- Year Created: Part of federal budget since 1789
- Purpose: to allow individual lawmakers to insert priority projects from their states or districts into spending bills.
- What sets it apart: directs funds to local priority projects without needing to go through a statutory or administrative formula-driven competitive process.
- Funding Provided: determined by a yearly appropriations process
Earmarks have historically been used to describe various congressional spending actions. More recently, however, they have become more well known as congressionally directed spending that benefit a project in a specific state, locality, or congressional district.1 Individual lawmakers can the earmark process to deliver federal funding to these projects without applicants having to go through a statutory, competitive, or formula-driven process.
While the earmarking process can bring streamlined funding for needed local projects, they have been tied to controversy after some lawmakers have tried to profit off them in the past. This controversy resulted in a decade-long earmark moratorium in 2011. While the ban can be upheld by committee leadership and established by party rulings, it is not recognized by House or Senate rules. Therefore, earmarks can be included in legislation if leadership in the House or Senate permit them.
Despite the controversy over a small number of earmarks, they have been a useful tactic for lawmakers to bring federal funds to local priority projects. Since these projects are also tied to a lawmaker’s name, constituents can hold their representatives accountable for high demand projects that can benefit their local communities.
In 2021, both the House Committee on Transportation and Infrastructure (T&I) and the House Appropriations Committee ended their moratorium on earmarks. The House T&I Committee announced that members could seek earmarks, or Member Designated Projects, as the committee prepared to advance surface transportation reauthorization in 2021 while the House and Senate Appropriation Committees invited members to request Community Directed Spending projects as a first step in their appropriation processes.
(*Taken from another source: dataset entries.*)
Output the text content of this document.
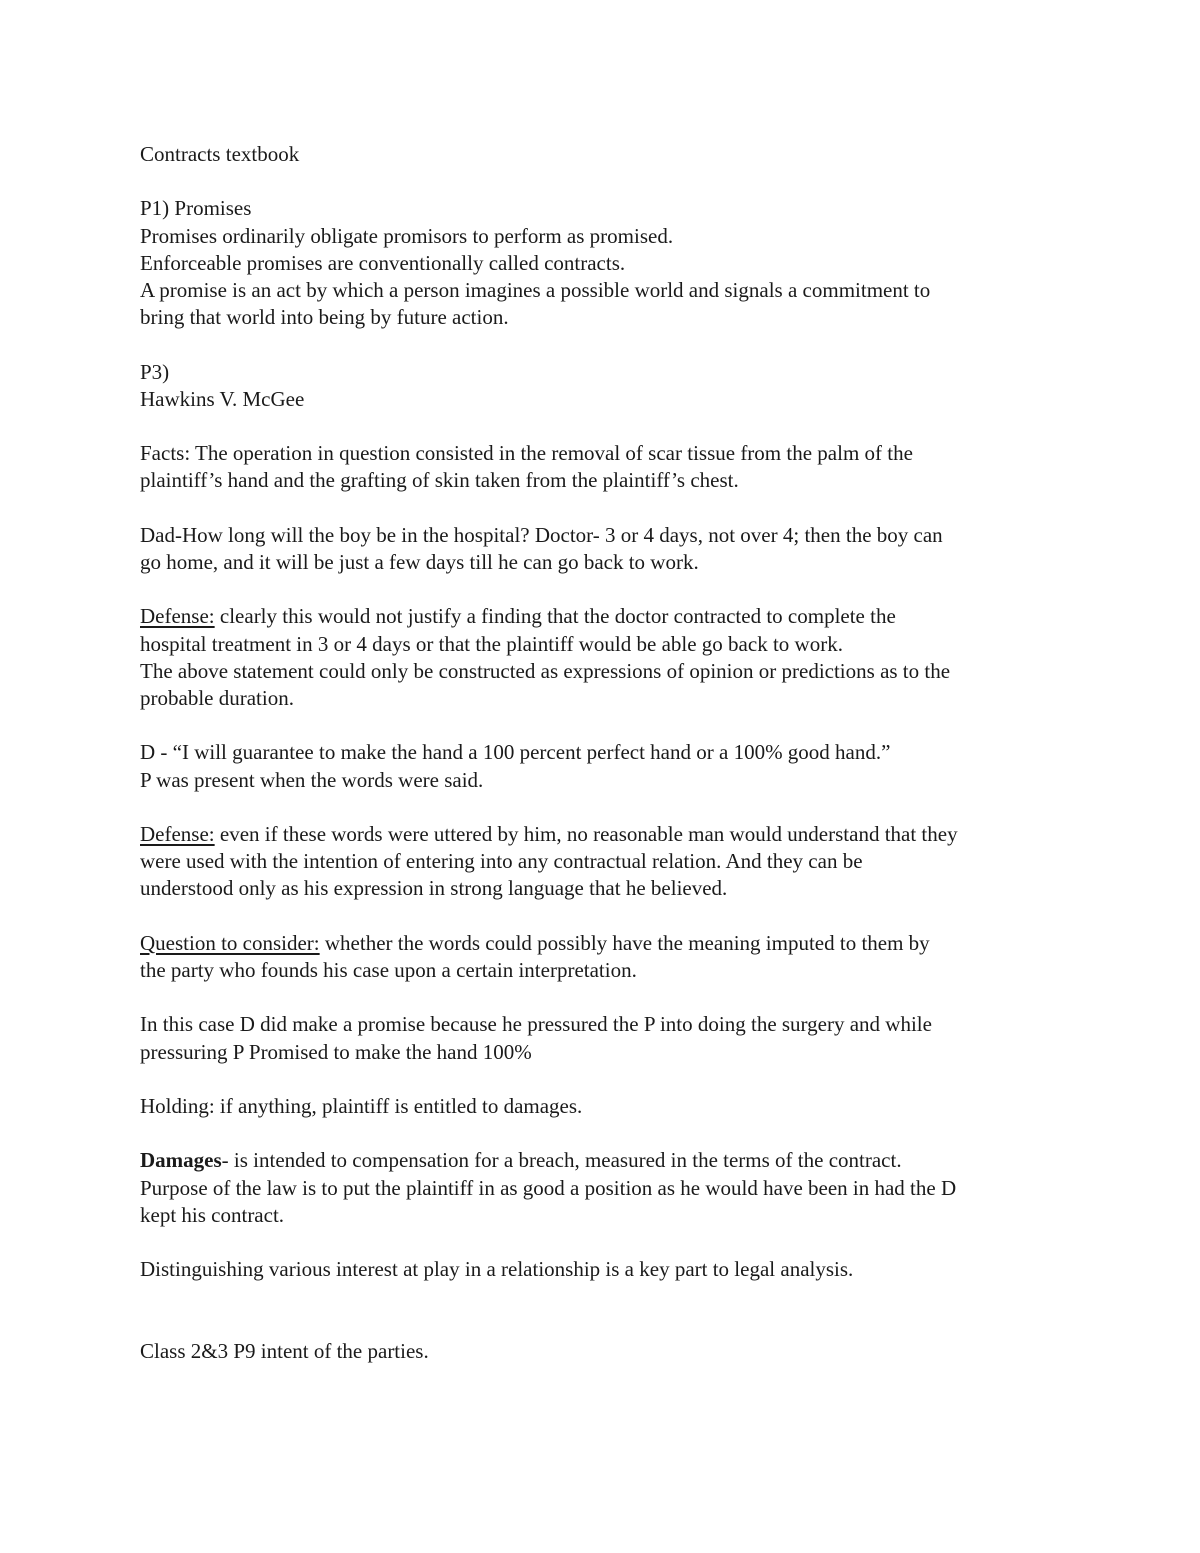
Contracts textbook
P1) Promises
Promises ordinarily obligate promisors to perform as promised.
Enforceable promises are conventionally called contracts.
A promise is an act by which a person imagines a possible world and signals a commitment to
bring that world into being by future action.
P3)
Hawkins V. McGee
Facts: The operation in question consisted in the removal of scar tissue from the palm of the
plaintiff’s hand and the grafting of skin taken from the plaintiff’s chest.
Dad-How long will the boy be in the hospital? Doctor- 3 or 4 days, not over 4; then the boy can
go home, and it will be just a few days till he can go back to work.
Defense: clearly this would not justify a finding that the doctor contracted to complete the
hospital treatment in 3 or 4 days or that the plaintiff would be able go back to work.
The above statement could only be constructed as expressions of opinion or predictions as to the
probable duration.
D - “I will guarantee to make the hand a 100 percent perfect hand or a 100% good hand.”
P was present when the words were said.
Defense: even if these words were uttered by him, no reasonable man would understand that they
were used with the intention of entering into any contractual relation. And they can be
understood only as his expression in strong language that he believed.
Question to consider: whether the words could possibly have the meaning imputed to them by
the party who founds his case upon a certain interpretation.
In this case D did make a promise because he pressured the P into doing the surgery and while
pressuring P Promised to make the hand 100%
Holding: if anything, plaintiff is entitled to damages.
Damages- is intended to compensation for a breach, measured in the terms of the contract.
Purpose of the law is to put the plaintiff in as good a position as he would have been in had the D
kept his contract.
Distinguishing various interest at play in a relationship is a key part to legal analysis.
Class 2&3 P9 intent of the parties.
To avoid any controversy with earmarks, leadership from these committees announced new, stricter transparency rules including making request publicly available online and asking members to submit certification that neither they nor their families had any financial interest in submitted projects.
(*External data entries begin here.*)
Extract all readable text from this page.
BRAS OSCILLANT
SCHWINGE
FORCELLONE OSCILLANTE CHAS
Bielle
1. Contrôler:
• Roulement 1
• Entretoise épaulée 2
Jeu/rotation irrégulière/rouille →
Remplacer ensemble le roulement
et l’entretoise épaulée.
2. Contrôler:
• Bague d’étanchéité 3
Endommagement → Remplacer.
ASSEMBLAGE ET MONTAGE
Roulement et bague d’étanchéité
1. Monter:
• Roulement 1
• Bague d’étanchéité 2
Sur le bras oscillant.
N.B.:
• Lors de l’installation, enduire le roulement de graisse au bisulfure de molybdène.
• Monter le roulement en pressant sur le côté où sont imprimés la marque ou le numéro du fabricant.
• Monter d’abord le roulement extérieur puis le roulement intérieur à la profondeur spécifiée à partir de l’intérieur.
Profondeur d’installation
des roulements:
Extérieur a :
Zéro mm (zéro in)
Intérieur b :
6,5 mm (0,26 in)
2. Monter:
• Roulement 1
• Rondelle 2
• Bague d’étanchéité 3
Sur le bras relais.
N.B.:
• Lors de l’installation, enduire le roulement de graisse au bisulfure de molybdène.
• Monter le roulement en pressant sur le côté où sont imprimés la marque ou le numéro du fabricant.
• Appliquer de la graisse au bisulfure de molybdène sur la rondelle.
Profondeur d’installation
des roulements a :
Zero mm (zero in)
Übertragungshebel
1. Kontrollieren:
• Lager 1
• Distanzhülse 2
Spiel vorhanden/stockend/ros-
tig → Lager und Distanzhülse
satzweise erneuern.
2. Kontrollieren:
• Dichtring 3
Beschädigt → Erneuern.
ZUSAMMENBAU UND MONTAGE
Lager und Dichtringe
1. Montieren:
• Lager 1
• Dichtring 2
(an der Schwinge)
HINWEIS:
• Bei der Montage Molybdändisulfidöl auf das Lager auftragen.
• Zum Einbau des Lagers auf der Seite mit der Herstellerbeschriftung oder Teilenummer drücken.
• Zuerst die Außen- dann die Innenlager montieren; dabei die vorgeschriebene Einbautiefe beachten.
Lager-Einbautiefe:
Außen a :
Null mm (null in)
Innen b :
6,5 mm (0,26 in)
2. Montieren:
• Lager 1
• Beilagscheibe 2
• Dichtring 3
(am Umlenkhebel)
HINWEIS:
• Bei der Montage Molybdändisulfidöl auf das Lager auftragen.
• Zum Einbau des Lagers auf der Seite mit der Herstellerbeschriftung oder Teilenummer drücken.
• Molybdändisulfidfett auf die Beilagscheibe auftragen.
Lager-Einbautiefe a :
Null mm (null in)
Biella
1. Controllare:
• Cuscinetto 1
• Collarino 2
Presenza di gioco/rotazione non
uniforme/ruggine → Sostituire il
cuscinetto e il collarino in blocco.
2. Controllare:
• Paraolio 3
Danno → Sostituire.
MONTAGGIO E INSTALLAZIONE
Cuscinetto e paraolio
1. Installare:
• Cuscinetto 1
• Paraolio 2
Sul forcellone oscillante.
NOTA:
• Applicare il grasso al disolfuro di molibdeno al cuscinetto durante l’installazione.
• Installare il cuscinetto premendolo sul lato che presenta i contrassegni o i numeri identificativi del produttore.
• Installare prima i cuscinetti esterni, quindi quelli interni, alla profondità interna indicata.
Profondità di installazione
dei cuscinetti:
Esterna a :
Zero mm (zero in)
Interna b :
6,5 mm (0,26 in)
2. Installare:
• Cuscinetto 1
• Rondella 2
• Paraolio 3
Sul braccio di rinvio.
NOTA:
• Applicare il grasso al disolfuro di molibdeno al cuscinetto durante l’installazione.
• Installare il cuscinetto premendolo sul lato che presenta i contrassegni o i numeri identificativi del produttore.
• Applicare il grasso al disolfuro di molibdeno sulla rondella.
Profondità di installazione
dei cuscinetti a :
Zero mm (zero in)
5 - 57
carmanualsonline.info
Over 2,000 submissions were received by the House T&I Committee by both Democratic and Republican members of Congress. Among these earmark requests, trail and active transportation projects were eligible to receive funding as they advance surface transportation priorities. Over 3,000 and 8,000 earmark requests were submitted In the House and Senate Appropriations committees, respectively, and trail and active transportation projects were submitted through the Transportation, Housing and Urban Development (THUD) subcommittees.
What We’ve Learned:
In June 2021, the Committee passed their transportation reauthorization bill, the Investing in a New Vision for the Environment and Surface Transportation in America (INVEST) Act. The INVEST act included over $1 billion in earmarks, or 18%, with a significant active transportation component, most of which funded critical active transportation connections. These projects represented over 20% of all earmarks in the bill and illustrated the high demand for active transportation projects across the country and the need for investment that far exceeded what is provided by existing federal programs.
However, the Senate did not take up the House INVEST Act and released their own version of the infrastructure bill, the Infrastructure Investment and Jobs Act (IIJA), now known as the Bipartisan Infrastructure Law (BIL) (H.R. 3684), which was signed into law in November 2021. While this bill did not include earmarks, the requested projects can tell us a lot about the demand and unmet need for trail and active transportation projects across the country.
While the House Transportation and Infrastructure earmarks were left out the BIL, both the House and Senate Appropriations Committees included active transportation earmarks in their Transportation Housing and Urban Development (THUD) subcommittees. These earmark requests competed against other national Transportation, Housing and Urban Development projects, highlighting the strong constituent support and need for trail and active transportation projects. While we wait on the fate of these bills in Congress, Rails-to-Trails Conservancy will continue to advocate for the inclusion of these projects and will turn its attention towards future appropriation processes.
Earmark requests in 2021 presented an exciting opportunity to rally constituent and congressmember support for trail and active transportation projects. Their strong demand was proven in the House version of the INVEST Act. As this bill was not taken up by Congress and instead replaced by the Bipartisan Infrastructure Law (BIL), which did not include earmarks, this process should be seen as only one tool to leverage federal funding for trail and active transportation funding out of many programs and grant opportunities. Both the House and Senate Appropriations processes is another avenue to advocate for trail and active transportation funding, but also subject to policymaking and yearly appropriations.
The RTC policy team’s key take-away from earmarks is that it is strategically important for trail advocates to continue to rally local support and continue to build and maintain relationships with their representatives, so that they are well placed to advocate for trail and active transportation projects in Congress when these opportunities arise.